In deze zaak, die voor het Gerechtshof 's-Hertogenbosch diende, gaat het om een loonvordering van de appellant, die werkzaam was in de bakkerssector, op basis van de cao Bakkersbedrijf. De appellant vorderde onder andere betaling van niet betaalde nachttoeslag en kledingtoeslag over de periode van 2010 tot en met 2014. Het hof heeft in een eerder tussenarrest van 4 december 2018 de zaak naar de rol verwezen voor uitlating door partijen over de berekeningen van de vorderingen. De appellant stelde dat hij recht had op een bedrag van € 702,57 bruto, terwijl de geïntimeerden dit bedrag betwistten en een lager bedrag van € 554,63 voorstelden. Het hof heeft uiteindelijk het bedrag vastgesteld op € 628,60 bruto, inclusief vakantietoeslag.

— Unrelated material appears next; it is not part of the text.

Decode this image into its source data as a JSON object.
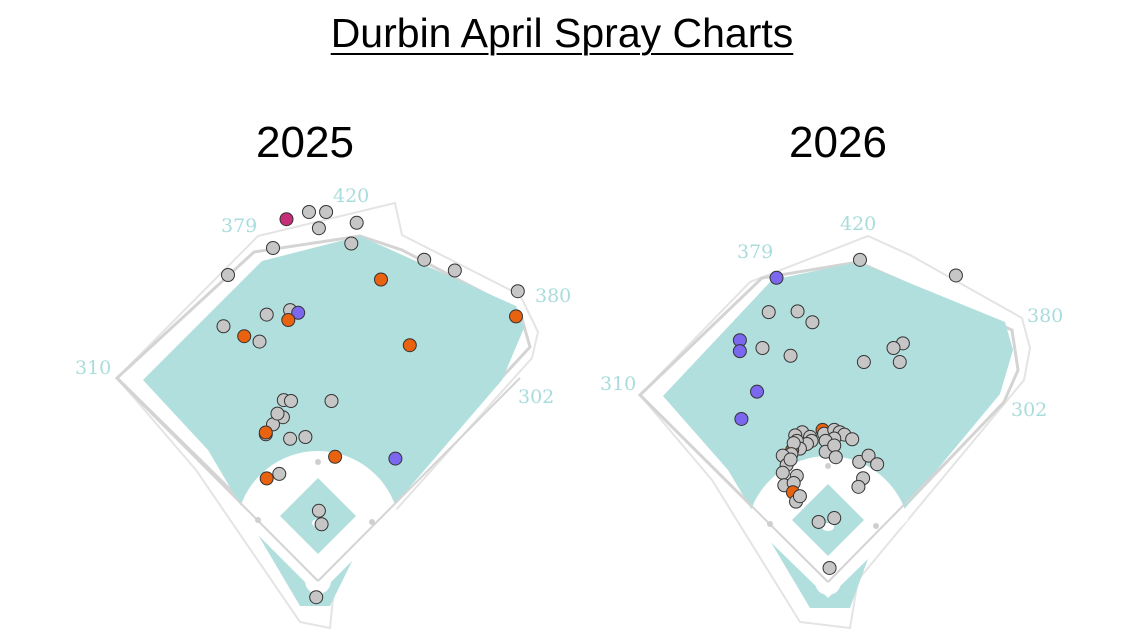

Daarnaast heeft het hof de vordering van de appellant met betrekking tot de nachttoeslag beoordeeld. Het hof constateerde dat de geïntimeerden bij de berekening van de nachturen een verkeerd uitgangspunt hadden genomen, wat resulteerde in een te laag bedrag aan uitbetaalde nachttoeslag. Het hof heeft vastgesteld dat de appellant recht had op een bedrag van € 3.992,69 bruto aan niet betaalde nachttoeslag.
Wat betreft de kledingtoeslag oordeelde het hof dat de geïntimeerden onvoldoende bewijs hadden geleverd dat zij aan de appellant werkkleding hadden verstrekt. De appellant had aangetoond dat hij recht had op een kledingtoeslag van € 2.283,77 netto, na aftrek van een vergoeding voor twee broeken. Het hof bekrachtigde de eerdere vonnissen voor zover deze de loonvordering van de appellant tot een bedrag van € 22.712,94 toewijzen, maar vernietigde de vonnissen voor het overige. De geïntimeerden werden veroordeeld in de proceskosten van het hoger beroep.